The former has a measurable effect, while the latter is just something we do as individuals to help us feel better.
Jho@feddit.uk 10 months ago
danielquinn@lemmy.ca 10 months ago
There’s nothing wrong with encouraging individual action, only in suggesting that in doing so they’re solving the problem.
I stopped driving 20 years ago, cycle or transit everywhere, drastically reduced plastic and meat consumption, etc. etc. and while this all makes me feel good/righteous, it hasn’t actually solved anything. There are perhaps 1 million people in the world applying similar efforts. They too probably feel good about themselves, but the world is still on fire.
The vast, vast amount of people will never change on ideology alone.

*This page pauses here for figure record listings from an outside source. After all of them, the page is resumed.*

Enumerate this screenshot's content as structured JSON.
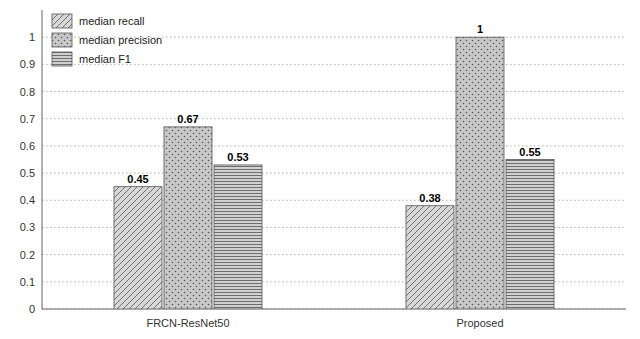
{
  "chart_data": {
    "type": "bar",
    "categories": [
      "FRCN-ResNet50",
      "Proposed"
    ],
    "series": [
      {
        "name": "median recall",
        "color": "#d8d8d8",
        "values": [
          0.45,
          0.38
        ]
      },
      {
        "name": "median precision",
        "color": "#c8c8c8",
        "values": [
          0.67,
          1.0
        ]
      },
      {
        "name": "median F1",
        "color": "#d0d0d0",
        "values": [
          0.53,
          0.55
        ]
      }
    ],
    "ylim": [
      0,
      1.1
    ],
    "yticks": [
      0,
      0.1,
      0.2,
      0.3,
      0.4,
      0.5,
      0.6,
      0.7,
      0.8,
      0.9,
      1
    ],
    "grid": true,
    "legend": "upper left",
    "data_labels": true
  }
}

Partially due to things like financial or class limitations, but also just limited knowledge. I’ve lost count of the number of times I’ve had to explain to people just which plastics are recyclable, which tech is more sustainable, which foods are more environmentally healthy, and what the best options are for heating your home. It’s just too much for most people. Their minds are busy with other things like, “how will I pay rent this month?”. You gotta remember how many people vote based on lies they hear on TV or even just which party uses their favourite colour.
It’s a constant battle that cannot be won by individuals and allowing ourselves to think that we’ve accomplished something by “doing our part” is precisely why we’re still having this conversation 50 years after global warming was identified. We need collective action that limits harmful acts while promoting helpful ones and you can’t do that alone.
YungOnions@sh.itjust.works 10 months ago
You’re right, you can’t achieve collective action alone, but I’d argue that individual action, such as what you’re doing is part of that collective action, no?
danielquinn@lemmy.ca 10 months ago
Nope, it’s the complete opposite.
I can make different choices tomorrow: buy a Ford F-150, swap my heat pump for a gas boiler, and start buying more disposable crap and the resulting impact on the problem would be negligible. It’s nice to think that my individual choices matter, but on the scale that matters, they don’t even move the needle.
The Ford F-150 should be illegal and gas boilers should be banned or at least more expensive than heat pumps. That moves the needle 'cause it’s collectively applied to the wider public and (more importantly) the economy as a whole.
The problem comes with the idea that “I’m one of the people who needs to change, therefore my changing is progress”. While this is technically true, it’s effectively irrelevant because at the scale we’re talking about, individual contributions are statistically insignificant.
This is exactly why companies like BP & Shell have pushed the idea of personal responsibility so hard. They’ve reframed the debate into something about personal virtue rather than collective responsibility to ensure that nothing changes.
It’s one of the most insidious ideas around activism, that “voting with your wallet” works.